La dénonciation a été faite ce dimanche par Bienestar Animal Cuba (BAC), par l'intermédiaire de Javier Larrea, qui a qualifié ce qui s'est passé comme «extrêmement grave» et a remis en question le fait que la souffrance de l'animal ait été transformée en contenu pour les réseaux sociaux.
Dans les images, on voit d'abord un jeune homme tenant le chat et l'approchant des chiens. Par la suite, l'un des animaux attrape et secoue le félin, tandis que dans d'autres séquences, deux chiens se trouvent autour du chat.
«Ce que vous allez voir n'est pas une blague, ce n'est pas un contenu amusant, c'est un animal attaqué brutalement pendant que quelqu'un décide de l'enregistrer et de transformer sa souffrance en divertissement pour les réseaux sociaux», a dénoncé Larrea.
Selon ses explications, BAC a reçu la vidéo accompagnée de publications et de messages au ton moqueur, parmi lesquels des expressions telles que « si tu tombes dans le jambon » et « plus de miau miau », ainsi que des emojis de rire.
La violence envers un animal devenue un spectacle ne peut jamais être normalisée, a affirmé l'activiste, qui a jugé particulièrement grave non seulement ce qui est arrivé au chat, mais également que les images aient été utilisées pour provoquer des réactions et du divertissement sur Internet.
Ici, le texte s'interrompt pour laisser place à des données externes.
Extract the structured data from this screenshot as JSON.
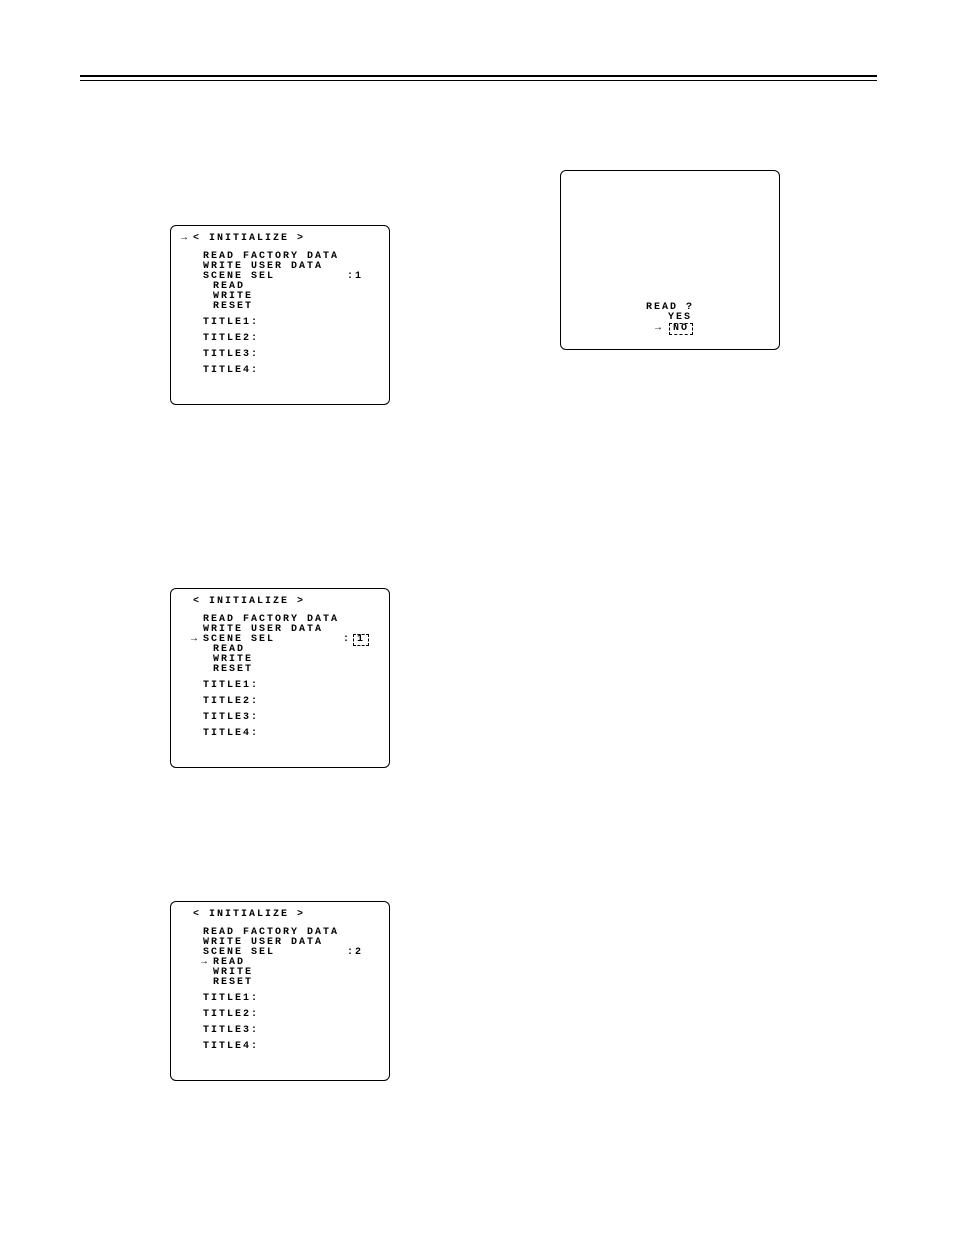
{
  "rule": {},
  "panel1": {
    "title": "< INITIALIZE >",
    "items": {
      "read_factory": "READ FACTORY DATA",
      "write_user": "WRITE USER DATA",
      "scene_sel_label": "SCENE SEL",
      "scene_sel_value": ":1",
      "read": "READ",
      "write": "WRITE",
      "reset": "RESET",
      "title1": "TITLE1:",
      "title2": "TITLE2:",
      "title3": "TITLE3:",
      "title4": "TITLE4:"
    },
    "cursor_glyph": "→"
  },
  "panel2": {
    "title": "< INITIALIZE >",
    "items": {
      "read_factory": "READ FACTORY DATA",
      "write_user": "WRITE USER DATA",
      "scene_sel_label": "SCENE SEL",
      "scene_sel_value": "1",
      "read": "READ",
      "write": "WRITE",
      "reset": "RESET",
      "title1": "TITLE1:",
      "title2": "TITLE2:",
      "title3": "TITLE3:",
      "title4": "TITLE4:"
    },
    "cursor_glyph": "→"
  },
  "panel3": {
    "title": "< INITIALIZE >",
    "items": {
      "read_factory": "READ FACTORY DATA",
      "write_user": "WRITE USER DATA",
      "scene_sel_label": "SCENE SEL",
      "scene_sel_value": ":2",
      "read": "READ",
      "write": "WRITE",
      "reset": "RESET",
      "title1": "TITLE1:",
      "title2": "TITLE2:",
      "title3": "TITLE3:",
      "title4": "TITLE4:"
    },
    "cursor_glyph": "→"
  },
  "confirm": {
    "prompt": "READ ?",
    "yes": "YES",
    "no": "NO",
    "cursor_glyph": "→"
  }
}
Larrea a assuré que les informations reçues par l'organisation situent les faits dans la province de Pinar del Río et lient le matériel à une personne nommée Gerardo Milián Hernández.
Cependant, BAC a demandé à clarifier toutes les circonstances avant d'établir des responsabilités définitives, notamment ce qui est arrivé au chat, où il se trouve, qui a filmé la scène, qui a publié à l'origine le matériel et quelles autres personnes ont pu être impliquées.
L'activiste a également précisé que l'organisation ne promeut pas d'agressions physiques ni de lynchage contre les personnes liées à la vidéo, mais réclame une enquête et l'application des mesures prévues par la législation cubaine sur le bien-être animal.
Malheureusement, ce cas – comme d'autres – remet de nouveau en question l'efficacité des normes de protection animale à Cuba.
En avril 2025, des groupes de protecteurs ont exigé que le Décret-Loi 31 sur le Bien-être Animal soit appliqué plus fermement face aux épisodes répétés de maltraitance, estimant les réponses des autorités insuffisantes.
Ce même mois, une chatte nommée Lulita est morte à Mayarí, Holguín, après que des voisins l'aient apparemment jetée d'un troisième étage, l'aient frappée et aient lâché un chien contre elle.
La plainte a été déposée par la tutrice de l'animal et Bienestar Animal Cuba a demandé une enquête sur les faits.
La préoccupation s'était intensifiée des semaines auparavant après que des activistes aient dénoncé un autre épisode grave de violence contre un chat à La Havane, un fait qui a de nouveau suscité des demandes pour que les sanctions contre la maltraitance animale soient réellement dissuasives.